Element wise multiplication of lower triangular matrices

I’m confused by how the element wise multiplication of lower triangular matrices is not faster than the element wise multiplication of the completely full matrices. This behavior is shown in the following MWE

using LinearAlgebra, BenchmarkTools

A = rand(ComplexF64, 1000, 1000); 
B = rand(ComplexF64, 1000, 1000);

function f(A, B)
	UnitLowerTriangular(A) .* UnitLowerTriangular(B)
end

function f2(A, B)
	return A .* B
end 

The benchmark of the two functions give

@btime f(A, B)
 4.017 ms (2 allocations: 15.26 MiB)
@btime f2(A, B)
3.719 ms (2 allocations: 15.26 MiB)

The number of operations in the lower triangular matrices should be close to half of that in the complete matrices; so I’d think it should take half the time?

1 Like

The problem is that for most operations involving symmetric or triangular matrices, yes you can get a 2x speedup by only doing half the operations, but it would come at the cost of losing the typically ~8x speedup you can get from SIMD.

For this reason, triangular and symmetric matrices are typically actually stored just like regular matrices, but the lower or upper triangle are treated as ‘junk’ bits which are ignored.

So if we used denser linear storage yes we could get 2x faster element-wise multiplication, but things like matrix-multiplication would suffer immensely.

1 Like

Thanks @Mason for your insight. Actually the reason I’m asking this question is because I’m doing an element wise multiplication of two Hermitian matrices and since the answer will be another Hermitian matrix so I was hoping I could save almost half the time this way.

I’m still not really clear on why this speed up can’t be done.

Maybe one could build a data structure with both representations.
One will be used for matrix operations while the other for element wise operations.

There’s no reason you can’t have it both ways, at least if you help the simd manually. I presume there’s a challenge getting it to happen automatically, though.

1 Like

I think @Mason meant the loading of the data is not from a contiguous memory.
Hence the performance benefit is much lower as you need to do multiple non SIMD loads into a vector and then do the SIMD processing (Multiplication).

1 Like

I think the point is that matrix multiplication is one of the most highly optimized operations in any custom BLAS suite. At a minimum Julia uses OpenBlas but there are other options such as MKL for Intel processors and AppleAccelerate for Apple M-series processors. A lot of effort went into those implementations by people at the respective companies working closely with the hardware folks. Reproducing such intensely optimized code for triangular or Hermitian matrices would be a huge undertaking.

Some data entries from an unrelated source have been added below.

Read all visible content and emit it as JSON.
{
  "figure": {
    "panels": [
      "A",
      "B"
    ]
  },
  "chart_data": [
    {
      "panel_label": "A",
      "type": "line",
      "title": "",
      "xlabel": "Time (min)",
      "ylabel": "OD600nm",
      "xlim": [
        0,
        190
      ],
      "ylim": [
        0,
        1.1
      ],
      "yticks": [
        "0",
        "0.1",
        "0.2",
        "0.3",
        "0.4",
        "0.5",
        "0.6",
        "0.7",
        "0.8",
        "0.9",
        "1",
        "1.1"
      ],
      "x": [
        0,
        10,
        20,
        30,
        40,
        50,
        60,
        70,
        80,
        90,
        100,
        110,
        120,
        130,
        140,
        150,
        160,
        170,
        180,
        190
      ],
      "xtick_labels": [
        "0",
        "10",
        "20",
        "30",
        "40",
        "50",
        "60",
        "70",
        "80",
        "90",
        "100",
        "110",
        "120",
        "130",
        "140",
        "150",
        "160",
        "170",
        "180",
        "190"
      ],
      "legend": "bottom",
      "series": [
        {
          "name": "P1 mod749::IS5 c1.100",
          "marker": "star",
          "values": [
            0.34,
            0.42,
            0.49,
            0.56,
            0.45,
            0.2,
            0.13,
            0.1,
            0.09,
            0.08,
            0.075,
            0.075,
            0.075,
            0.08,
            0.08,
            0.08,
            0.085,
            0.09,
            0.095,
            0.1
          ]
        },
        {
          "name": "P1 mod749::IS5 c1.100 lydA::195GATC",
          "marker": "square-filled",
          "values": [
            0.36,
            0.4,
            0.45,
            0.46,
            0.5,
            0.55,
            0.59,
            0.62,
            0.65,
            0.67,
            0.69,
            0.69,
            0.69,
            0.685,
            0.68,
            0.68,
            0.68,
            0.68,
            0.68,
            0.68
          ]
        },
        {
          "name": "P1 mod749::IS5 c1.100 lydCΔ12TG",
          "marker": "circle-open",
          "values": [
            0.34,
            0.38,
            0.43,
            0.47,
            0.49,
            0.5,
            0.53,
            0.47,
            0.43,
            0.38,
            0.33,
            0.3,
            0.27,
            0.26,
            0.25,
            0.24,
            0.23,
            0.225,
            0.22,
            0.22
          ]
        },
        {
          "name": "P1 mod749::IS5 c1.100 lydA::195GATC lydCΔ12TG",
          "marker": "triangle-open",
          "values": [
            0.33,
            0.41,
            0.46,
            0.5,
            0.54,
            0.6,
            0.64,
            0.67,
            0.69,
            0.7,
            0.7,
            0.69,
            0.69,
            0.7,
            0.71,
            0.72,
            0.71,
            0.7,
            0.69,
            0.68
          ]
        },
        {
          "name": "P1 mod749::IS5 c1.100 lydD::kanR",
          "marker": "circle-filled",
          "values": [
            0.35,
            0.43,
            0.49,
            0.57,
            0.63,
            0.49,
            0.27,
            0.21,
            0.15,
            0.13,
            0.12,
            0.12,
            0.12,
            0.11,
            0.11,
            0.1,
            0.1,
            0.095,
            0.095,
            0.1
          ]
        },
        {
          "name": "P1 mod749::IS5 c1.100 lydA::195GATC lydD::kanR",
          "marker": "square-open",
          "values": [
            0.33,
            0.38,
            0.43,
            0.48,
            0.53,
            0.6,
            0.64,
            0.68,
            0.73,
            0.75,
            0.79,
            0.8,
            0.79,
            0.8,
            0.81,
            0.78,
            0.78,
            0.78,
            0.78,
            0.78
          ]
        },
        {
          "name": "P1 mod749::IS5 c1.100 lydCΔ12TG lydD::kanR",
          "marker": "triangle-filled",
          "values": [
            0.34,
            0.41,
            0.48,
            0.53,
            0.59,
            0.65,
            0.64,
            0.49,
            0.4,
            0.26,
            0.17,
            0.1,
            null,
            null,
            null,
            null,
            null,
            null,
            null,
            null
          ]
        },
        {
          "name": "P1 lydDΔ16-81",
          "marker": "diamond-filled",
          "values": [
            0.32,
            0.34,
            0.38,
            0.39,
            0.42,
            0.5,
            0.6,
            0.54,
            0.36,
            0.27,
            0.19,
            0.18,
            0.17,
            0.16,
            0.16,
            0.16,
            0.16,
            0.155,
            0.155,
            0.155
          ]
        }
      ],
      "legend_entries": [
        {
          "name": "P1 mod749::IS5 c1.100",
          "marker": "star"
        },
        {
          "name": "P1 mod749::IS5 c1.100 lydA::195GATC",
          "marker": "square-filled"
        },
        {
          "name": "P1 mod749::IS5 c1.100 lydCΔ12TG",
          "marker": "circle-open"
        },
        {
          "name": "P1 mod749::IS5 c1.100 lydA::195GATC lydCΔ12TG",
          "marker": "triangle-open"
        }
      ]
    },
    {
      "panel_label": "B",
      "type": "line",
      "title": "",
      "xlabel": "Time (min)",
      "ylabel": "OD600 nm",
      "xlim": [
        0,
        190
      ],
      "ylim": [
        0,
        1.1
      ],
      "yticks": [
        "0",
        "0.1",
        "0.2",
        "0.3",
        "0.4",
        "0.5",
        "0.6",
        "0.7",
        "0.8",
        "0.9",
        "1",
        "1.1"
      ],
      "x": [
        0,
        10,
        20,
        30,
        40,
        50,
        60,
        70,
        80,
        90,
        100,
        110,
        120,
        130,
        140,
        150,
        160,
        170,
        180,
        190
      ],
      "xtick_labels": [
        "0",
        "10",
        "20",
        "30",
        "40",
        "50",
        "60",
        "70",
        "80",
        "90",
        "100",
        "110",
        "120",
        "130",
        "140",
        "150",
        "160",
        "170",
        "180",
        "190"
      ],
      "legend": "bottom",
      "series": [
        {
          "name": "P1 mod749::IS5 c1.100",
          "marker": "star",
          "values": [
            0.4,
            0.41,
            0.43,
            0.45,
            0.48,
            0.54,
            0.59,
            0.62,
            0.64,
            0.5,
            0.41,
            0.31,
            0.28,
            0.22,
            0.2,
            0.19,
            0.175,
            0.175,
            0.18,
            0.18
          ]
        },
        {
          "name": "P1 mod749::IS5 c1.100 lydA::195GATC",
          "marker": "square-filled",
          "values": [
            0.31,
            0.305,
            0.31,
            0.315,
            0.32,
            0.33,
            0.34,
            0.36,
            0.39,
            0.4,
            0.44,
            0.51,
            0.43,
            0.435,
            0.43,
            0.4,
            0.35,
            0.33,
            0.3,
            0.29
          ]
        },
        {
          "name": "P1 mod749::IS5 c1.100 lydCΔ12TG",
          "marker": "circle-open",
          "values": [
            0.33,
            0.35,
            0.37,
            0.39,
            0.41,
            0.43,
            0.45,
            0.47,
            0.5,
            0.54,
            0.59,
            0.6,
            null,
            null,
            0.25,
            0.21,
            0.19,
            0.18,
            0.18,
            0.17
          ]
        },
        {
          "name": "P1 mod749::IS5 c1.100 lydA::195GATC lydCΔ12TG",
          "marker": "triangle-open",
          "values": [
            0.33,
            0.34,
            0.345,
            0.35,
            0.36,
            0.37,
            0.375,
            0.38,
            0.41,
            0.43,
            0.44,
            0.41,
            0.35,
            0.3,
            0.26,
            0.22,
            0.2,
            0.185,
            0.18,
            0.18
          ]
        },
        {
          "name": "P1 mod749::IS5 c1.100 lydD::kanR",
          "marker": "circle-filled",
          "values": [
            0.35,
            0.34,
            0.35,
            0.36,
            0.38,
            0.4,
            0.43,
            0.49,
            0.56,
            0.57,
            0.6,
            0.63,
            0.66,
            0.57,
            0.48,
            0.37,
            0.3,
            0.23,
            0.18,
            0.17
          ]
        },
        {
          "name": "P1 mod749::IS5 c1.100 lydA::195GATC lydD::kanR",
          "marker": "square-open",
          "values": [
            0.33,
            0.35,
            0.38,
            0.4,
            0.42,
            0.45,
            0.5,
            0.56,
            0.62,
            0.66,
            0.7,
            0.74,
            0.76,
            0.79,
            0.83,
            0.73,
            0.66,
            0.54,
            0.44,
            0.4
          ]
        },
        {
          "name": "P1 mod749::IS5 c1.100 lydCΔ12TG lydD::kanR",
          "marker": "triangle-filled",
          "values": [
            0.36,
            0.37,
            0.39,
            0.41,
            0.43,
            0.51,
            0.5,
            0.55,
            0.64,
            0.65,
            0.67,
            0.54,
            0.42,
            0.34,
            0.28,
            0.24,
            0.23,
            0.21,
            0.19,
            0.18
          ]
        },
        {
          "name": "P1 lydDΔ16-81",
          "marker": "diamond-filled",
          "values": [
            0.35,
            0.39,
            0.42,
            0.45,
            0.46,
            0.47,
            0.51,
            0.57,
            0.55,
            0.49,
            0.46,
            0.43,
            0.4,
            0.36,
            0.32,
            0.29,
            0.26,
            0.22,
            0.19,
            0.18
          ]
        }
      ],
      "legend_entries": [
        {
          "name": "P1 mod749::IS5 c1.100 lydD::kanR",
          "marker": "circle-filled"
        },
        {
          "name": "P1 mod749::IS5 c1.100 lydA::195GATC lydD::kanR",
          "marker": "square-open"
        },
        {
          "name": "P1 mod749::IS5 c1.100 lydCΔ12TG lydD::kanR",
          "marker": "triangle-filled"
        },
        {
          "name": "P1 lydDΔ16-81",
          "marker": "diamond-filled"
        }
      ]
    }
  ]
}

There is the RectangularFullPacked package available. It uses a reduced-size representation of triangular or Hermitian matrices that doesn’t lose too much performance relative to having a full size square array as a backing store.

2 Likes

You can do all simd loads and process everything with simd. You must just accept that not each load will be contiguous with the previous one, and that there will be a slight redundancy in how much data you must process.

This particular case was elementwise multiplication, though, not matrix product.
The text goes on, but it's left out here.